So many of us lost our entire world beginning in March 2020. Whether it was through the physical loss of human beings in our lives, or the perceived loss of our entire identity when we were cut off from what we’d come to know as “normal.” For some of us, it meant a reunion with our true selves, a beautiful awakening to the person we hid away many, many years ago so they couldn’t be wounded by the world anymore. For others, it left them vulnerable to the full embrace of the darkness that had been threatening to engulf them.
On their recent album, Forlorn, that came out on September 24th via Burning World Records — order it here — The Answer Lies In The Black Void took inspiration from union; ironically recorded at a time when every message we were getting was about staying separate. They describe the record as being about “the sacred union of the divine feminine and masculine, the light and the dark, the shadows that hide within and the trials of love, lust, and loss.”
And when I watch the brilliant film for their track “Moult,” directed by Shreveport, Louisiana-based Tré Wilson, I see a union of adult and inner child, a union of disparate perspectives. A union of expansive folk-tinged industrial doom and living with the suffocation of psychological doom. The union of two burning churches; one symbolizing racial terrorism devised to emotionally imprison, and the other blasphemous freedom from religious captivity.

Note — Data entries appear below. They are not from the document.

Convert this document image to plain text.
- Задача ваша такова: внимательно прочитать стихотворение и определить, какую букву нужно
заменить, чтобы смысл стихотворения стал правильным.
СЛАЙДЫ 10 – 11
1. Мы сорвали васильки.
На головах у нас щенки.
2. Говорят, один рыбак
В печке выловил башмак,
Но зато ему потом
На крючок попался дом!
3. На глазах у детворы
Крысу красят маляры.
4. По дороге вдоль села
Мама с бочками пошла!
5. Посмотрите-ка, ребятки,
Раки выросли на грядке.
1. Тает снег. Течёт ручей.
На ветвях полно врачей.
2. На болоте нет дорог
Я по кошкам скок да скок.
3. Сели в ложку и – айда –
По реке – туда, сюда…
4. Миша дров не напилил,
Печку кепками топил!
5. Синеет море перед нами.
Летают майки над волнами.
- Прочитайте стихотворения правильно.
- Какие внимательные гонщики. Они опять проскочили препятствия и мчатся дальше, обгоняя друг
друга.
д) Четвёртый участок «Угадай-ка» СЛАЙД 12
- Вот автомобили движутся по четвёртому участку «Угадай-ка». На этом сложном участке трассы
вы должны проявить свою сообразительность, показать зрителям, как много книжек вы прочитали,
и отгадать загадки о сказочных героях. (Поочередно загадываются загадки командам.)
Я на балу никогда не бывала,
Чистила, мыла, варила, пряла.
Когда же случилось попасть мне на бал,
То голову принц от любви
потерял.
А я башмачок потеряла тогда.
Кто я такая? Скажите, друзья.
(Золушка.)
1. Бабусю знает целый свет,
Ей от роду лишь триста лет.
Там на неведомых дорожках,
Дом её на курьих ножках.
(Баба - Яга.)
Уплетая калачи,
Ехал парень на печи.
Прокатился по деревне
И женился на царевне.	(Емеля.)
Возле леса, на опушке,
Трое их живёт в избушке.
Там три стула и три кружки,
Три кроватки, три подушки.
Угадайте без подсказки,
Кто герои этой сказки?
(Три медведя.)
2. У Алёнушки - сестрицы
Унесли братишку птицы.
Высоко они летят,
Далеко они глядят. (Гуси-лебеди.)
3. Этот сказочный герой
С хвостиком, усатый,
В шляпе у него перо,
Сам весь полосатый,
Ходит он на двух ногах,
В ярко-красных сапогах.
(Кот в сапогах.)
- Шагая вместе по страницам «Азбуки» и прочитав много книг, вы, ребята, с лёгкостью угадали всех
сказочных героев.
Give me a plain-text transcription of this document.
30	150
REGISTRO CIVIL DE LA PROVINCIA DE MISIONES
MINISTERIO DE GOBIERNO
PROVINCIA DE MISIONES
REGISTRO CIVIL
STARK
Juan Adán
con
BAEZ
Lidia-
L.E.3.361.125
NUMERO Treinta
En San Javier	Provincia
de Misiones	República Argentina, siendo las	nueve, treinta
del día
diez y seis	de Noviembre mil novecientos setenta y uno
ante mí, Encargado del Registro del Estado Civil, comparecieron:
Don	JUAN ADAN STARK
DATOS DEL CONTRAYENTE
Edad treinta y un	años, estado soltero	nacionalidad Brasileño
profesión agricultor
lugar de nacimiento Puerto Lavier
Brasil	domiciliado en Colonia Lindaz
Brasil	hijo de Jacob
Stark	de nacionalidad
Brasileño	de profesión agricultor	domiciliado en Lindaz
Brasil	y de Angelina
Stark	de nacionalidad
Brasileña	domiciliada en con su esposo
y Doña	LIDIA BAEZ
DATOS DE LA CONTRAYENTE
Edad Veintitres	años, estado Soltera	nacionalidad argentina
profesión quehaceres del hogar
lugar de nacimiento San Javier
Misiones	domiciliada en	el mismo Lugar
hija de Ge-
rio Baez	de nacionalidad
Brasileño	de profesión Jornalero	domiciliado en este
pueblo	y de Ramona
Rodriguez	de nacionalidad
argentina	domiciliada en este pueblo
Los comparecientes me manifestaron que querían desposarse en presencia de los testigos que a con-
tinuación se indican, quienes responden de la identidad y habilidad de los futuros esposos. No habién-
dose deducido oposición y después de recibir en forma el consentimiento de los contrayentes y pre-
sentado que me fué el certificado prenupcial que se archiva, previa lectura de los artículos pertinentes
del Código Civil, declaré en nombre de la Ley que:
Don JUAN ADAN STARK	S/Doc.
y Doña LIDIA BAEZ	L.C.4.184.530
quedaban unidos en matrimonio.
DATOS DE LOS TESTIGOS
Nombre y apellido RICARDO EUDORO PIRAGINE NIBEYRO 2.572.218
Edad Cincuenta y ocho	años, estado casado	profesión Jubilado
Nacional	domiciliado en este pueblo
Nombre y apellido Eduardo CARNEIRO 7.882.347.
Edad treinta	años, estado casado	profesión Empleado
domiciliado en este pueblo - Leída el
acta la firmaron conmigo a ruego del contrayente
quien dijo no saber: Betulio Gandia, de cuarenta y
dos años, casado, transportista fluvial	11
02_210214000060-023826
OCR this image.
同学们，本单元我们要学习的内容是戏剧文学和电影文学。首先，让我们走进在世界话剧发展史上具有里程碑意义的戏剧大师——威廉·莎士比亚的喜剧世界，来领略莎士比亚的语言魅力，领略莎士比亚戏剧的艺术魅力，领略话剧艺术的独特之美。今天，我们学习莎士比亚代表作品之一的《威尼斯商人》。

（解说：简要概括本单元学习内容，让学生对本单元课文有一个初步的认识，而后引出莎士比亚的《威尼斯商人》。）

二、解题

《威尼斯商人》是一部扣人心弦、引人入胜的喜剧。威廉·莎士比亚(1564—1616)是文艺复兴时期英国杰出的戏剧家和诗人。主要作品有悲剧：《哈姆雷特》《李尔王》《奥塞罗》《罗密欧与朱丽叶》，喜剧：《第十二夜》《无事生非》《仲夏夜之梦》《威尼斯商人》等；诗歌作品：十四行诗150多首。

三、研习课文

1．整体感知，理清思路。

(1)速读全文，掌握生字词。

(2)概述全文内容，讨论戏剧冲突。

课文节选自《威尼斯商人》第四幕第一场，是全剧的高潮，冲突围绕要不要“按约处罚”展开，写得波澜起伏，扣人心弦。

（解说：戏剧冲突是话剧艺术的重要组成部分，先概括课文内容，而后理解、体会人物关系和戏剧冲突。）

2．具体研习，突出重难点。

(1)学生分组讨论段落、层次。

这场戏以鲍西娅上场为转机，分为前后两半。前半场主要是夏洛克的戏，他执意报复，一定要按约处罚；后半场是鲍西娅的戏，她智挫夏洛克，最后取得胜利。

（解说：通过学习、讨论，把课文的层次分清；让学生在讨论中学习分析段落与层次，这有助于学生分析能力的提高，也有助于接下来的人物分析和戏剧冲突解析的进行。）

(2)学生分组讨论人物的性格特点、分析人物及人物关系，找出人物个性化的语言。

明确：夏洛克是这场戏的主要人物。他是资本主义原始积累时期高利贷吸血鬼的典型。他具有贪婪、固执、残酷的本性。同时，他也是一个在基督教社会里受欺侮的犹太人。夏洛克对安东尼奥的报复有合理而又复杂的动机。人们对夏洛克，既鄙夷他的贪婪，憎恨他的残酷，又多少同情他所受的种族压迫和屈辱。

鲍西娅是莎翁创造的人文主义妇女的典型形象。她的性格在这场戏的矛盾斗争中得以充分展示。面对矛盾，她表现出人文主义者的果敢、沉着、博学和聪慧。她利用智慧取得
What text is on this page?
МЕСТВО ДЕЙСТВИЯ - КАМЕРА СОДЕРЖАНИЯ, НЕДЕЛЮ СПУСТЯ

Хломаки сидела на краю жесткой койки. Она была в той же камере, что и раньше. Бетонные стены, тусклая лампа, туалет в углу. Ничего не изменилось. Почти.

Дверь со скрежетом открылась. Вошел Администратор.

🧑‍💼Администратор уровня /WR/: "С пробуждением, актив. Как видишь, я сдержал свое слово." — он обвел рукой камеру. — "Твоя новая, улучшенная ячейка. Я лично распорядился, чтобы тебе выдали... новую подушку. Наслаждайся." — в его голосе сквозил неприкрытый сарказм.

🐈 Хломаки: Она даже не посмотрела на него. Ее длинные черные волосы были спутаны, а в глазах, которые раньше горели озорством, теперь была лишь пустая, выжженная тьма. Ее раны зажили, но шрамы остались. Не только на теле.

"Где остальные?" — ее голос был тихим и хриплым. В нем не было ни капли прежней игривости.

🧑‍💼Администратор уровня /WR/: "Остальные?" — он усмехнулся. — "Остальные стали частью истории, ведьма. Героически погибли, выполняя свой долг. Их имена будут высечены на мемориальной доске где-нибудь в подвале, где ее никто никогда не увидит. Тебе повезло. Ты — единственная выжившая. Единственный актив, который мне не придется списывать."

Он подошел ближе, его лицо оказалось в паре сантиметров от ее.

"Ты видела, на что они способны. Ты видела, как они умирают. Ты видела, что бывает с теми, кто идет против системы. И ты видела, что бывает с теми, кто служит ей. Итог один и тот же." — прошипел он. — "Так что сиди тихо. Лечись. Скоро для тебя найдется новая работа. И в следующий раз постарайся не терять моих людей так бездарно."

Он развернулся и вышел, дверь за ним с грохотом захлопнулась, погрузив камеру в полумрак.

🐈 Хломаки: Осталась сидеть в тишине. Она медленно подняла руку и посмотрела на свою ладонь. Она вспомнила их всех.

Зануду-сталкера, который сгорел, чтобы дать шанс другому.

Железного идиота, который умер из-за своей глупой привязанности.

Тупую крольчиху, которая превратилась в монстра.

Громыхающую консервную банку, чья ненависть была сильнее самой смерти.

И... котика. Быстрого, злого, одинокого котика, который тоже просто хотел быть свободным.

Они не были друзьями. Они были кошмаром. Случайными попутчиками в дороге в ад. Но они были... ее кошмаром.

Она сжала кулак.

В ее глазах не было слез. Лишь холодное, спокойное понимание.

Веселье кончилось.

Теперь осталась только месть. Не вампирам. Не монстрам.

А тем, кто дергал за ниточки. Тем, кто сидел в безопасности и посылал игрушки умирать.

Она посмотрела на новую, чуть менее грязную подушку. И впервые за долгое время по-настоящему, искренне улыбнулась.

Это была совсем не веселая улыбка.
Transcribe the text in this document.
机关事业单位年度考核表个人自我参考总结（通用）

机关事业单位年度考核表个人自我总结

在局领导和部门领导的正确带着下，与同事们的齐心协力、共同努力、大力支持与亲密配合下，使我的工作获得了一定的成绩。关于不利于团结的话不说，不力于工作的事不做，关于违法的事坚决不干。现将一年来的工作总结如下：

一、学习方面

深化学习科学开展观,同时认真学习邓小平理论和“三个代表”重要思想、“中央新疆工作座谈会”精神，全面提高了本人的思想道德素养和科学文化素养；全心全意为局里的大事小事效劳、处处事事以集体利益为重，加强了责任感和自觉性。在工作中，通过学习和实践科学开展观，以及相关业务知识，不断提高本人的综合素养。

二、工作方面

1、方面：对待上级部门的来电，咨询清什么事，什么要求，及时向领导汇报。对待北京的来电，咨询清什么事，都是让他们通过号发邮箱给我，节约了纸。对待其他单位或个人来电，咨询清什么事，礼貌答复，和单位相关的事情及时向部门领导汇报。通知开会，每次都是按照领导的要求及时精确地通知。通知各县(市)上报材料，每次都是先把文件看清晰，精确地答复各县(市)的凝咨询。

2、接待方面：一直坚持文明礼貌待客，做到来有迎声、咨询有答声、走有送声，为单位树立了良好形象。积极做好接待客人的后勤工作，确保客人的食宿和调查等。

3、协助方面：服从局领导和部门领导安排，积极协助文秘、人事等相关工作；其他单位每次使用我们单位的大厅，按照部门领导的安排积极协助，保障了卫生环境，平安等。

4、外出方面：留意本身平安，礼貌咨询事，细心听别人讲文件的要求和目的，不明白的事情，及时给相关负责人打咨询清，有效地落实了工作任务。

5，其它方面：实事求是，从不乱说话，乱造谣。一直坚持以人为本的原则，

I’ve watched this video several times now and I’ve realized it can be better felt than described. What I feel is a weight on my chest that threatens to stop my lungs from breathing. A heat on my skin that’s searing my flesh. With the soundtrack of “Moult,” and the way the band masters a balance of delicate melody, piercing percussion, and a wall of riffs, this is an audiovisual experience that’s now burned into my mind. We’re honored to share The Answer Lies In The Black Void’s new video for “Moult” below, a Tré Wilson film.
As an artist I am drawn to work that explores the lives of those who are not often seen nor truthfully heard in media, and Jason gave me an amazing opportunity to explore that and the inner lives of those with depression in “Moult.”